Empiric Antibiotic Selection
In particular when the patient has received prior antibiotic therapy, the emergence of antimicrobial resistance and multidrug resistance has increased, making empiric antibiotic selection more challenging. 4
Amoxicillin, cephalosporins, and trimethoprim-sulfonamide are suggested medications for uncomplicated UTI. 3,6 Despite the fact that patients with an uncomplicated UTI are frequently successfully treated empirically, repeated treatment without results from culture and susceptibility testing may result in the wrong antimicrobial choice, unnecessary side effects, and even the selection of bacteria that are resistant to that antimicrobial. 4
Complicated & Recurrent UTI
Antibiotics should never be chosen based solely on culture susceptibility data for complex UTI (see Culture & Sensitivity). Pyelonephritis, prostatitis, and relapsing or recurrent UTIs are frequently difficult to treat without medication based on culture and susceptibility findings. However, while culture and susceptibility results are being awaited, medication should be started. Amoxicillin, fluoroquinolones, or trimethoprim-sulfonamide are sensible first-line treatment options for complex UTI. 3
Are dogs’ UTIs painful?
Bladder infections can affect any dog, regardless of breed, however they do tend to affect female dogs more frequently. These uneasy, frequently uncomfortable circumstances may be brought on by crystals, bacteria, illnesses like diabetes, or even some drugs.

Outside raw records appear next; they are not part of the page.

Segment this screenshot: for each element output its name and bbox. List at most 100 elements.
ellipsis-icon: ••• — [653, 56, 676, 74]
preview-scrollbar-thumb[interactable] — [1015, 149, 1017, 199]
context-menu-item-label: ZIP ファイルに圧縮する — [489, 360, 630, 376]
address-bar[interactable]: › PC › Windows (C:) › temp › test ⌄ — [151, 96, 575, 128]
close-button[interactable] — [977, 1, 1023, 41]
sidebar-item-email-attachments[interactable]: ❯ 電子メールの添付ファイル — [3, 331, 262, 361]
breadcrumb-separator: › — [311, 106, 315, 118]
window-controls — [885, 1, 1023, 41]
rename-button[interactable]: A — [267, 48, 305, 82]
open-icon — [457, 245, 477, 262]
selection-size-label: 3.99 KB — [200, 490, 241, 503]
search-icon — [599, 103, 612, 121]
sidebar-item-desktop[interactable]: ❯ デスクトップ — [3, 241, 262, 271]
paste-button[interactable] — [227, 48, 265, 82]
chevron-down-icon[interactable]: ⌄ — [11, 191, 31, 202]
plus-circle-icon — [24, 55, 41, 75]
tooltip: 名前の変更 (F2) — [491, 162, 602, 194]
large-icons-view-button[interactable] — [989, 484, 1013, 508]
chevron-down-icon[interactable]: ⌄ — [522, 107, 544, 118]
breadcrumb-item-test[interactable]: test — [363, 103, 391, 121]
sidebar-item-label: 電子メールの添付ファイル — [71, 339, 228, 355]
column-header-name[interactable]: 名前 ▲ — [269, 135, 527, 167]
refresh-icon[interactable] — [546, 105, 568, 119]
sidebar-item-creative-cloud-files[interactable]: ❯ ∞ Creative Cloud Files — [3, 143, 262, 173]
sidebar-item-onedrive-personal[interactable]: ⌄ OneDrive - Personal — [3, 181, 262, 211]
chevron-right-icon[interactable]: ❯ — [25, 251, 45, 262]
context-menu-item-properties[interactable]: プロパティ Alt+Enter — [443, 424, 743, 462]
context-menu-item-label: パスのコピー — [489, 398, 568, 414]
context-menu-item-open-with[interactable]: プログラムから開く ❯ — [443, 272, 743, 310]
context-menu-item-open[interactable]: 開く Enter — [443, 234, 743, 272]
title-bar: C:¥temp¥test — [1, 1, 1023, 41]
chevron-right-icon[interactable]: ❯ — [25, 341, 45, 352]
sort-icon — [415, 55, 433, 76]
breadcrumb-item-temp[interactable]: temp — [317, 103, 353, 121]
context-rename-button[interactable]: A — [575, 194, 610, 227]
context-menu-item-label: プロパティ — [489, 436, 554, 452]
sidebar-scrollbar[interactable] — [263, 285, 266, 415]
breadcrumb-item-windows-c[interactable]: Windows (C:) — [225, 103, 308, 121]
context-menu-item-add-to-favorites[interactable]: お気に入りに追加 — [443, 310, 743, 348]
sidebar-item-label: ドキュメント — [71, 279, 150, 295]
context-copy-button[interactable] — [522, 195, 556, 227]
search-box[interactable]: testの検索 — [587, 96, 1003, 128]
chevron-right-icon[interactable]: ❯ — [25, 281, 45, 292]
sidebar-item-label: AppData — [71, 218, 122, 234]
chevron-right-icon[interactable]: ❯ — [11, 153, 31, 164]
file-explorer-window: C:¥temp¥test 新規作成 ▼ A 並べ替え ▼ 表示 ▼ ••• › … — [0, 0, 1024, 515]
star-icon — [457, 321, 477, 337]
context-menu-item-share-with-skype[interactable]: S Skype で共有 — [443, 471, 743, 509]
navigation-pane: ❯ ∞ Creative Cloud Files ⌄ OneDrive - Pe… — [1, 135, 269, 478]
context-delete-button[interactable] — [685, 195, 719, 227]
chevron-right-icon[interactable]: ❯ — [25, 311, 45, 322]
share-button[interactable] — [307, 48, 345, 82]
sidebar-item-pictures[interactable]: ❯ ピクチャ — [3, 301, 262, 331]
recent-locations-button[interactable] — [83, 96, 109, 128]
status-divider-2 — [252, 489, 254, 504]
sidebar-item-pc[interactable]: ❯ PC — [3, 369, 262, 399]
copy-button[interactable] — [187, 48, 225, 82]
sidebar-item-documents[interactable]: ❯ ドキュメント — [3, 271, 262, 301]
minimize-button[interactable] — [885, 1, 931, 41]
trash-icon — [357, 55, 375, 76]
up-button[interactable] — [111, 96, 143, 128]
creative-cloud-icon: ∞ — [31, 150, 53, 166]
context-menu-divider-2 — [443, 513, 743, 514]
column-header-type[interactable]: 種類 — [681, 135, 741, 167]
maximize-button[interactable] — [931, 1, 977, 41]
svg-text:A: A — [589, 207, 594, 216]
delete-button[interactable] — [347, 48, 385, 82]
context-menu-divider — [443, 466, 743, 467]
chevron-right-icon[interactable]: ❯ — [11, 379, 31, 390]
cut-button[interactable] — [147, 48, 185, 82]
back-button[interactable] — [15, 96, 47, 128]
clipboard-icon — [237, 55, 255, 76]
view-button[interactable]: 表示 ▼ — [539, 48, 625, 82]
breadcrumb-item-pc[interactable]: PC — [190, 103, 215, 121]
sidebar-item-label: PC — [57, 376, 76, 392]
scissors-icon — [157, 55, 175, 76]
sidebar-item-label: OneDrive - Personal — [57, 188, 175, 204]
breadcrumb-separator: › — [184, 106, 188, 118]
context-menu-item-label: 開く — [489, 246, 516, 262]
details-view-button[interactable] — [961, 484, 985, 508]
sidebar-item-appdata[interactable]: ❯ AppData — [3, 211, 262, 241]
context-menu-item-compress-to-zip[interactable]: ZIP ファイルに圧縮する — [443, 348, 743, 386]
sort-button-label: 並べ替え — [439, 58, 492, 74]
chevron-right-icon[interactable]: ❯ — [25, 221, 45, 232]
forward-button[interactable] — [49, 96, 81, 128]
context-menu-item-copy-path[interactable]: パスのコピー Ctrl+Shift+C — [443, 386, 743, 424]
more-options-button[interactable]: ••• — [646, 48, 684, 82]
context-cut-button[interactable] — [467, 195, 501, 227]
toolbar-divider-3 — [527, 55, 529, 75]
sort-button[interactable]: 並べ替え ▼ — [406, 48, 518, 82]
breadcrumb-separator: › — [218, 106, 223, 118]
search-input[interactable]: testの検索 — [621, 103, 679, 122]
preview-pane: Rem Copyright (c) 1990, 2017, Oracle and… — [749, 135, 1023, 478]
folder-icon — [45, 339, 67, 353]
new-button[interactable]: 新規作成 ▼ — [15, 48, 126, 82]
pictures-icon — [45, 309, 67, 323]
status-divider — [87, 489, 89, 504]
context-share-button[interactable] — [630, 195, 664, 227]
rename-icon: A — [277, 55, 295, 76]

Symptoms of Bladder Infection in Dogs
Dogs with bladder infections typically experience pain or difficulty peeing, have blood in their urine, or in some circumstances only urinate in very little amounts but repeatedly. Other symptoms of urinary tract infections (UTIs) or bladder infections include:
- effort to urinate
- increased urination frequency
- Urine with blood in it
- Urine that is cloudy or has a strong odor
- reduced urine production
- Mishaps that occur in your home
- Whining when taking a poop
- Sucking on one’s genitalia
- heightened thirst
- Not enough energy
Visit your veterinarian right away if your dog is displaying any of the symptoms listed above. For dogs, urinary tract infections and bladder infections can be excruciatingly unpleasant. Nevertheless, the sooner you can get your dog to the doctor, the better, as these illnesses are frequently swiftly and easily cleaned up when discovered and treated early.
How to Treat Bladder Infection in Dogs
Dog bladder infections are most commonly treated with antibiotics, though occasionally your veterinarian may also advise anti-inflammatory drugs or painkillers depending on the severity and underlying cause of your pup’s infection.
Although bladder infections in humans occasionally resolve on their own without the need for medical attention, your dog is not likely to experience this. Additionally, since our canine friends are unable to communicate their feelings to us, it is advisable to have your veterinarian examine any symptoms of sickness. The bladder infection in your dog could worsen and complicate if it is not addressed.
It’s also crucial to keep in mind that the symptoms of your dog’s bladder infection could actually be a sign of a more serious underlying problem that requires veterinarian attention. It is always preferable to err on the side of caution and visit your veterinarian when it comes to your pet’s health.
Please take note that the information in this page is for informational purposes only and does not constitute medical advice for animals. Please schedule an appointment with your veterinarian for a precise diagnosis of your pet’s illness.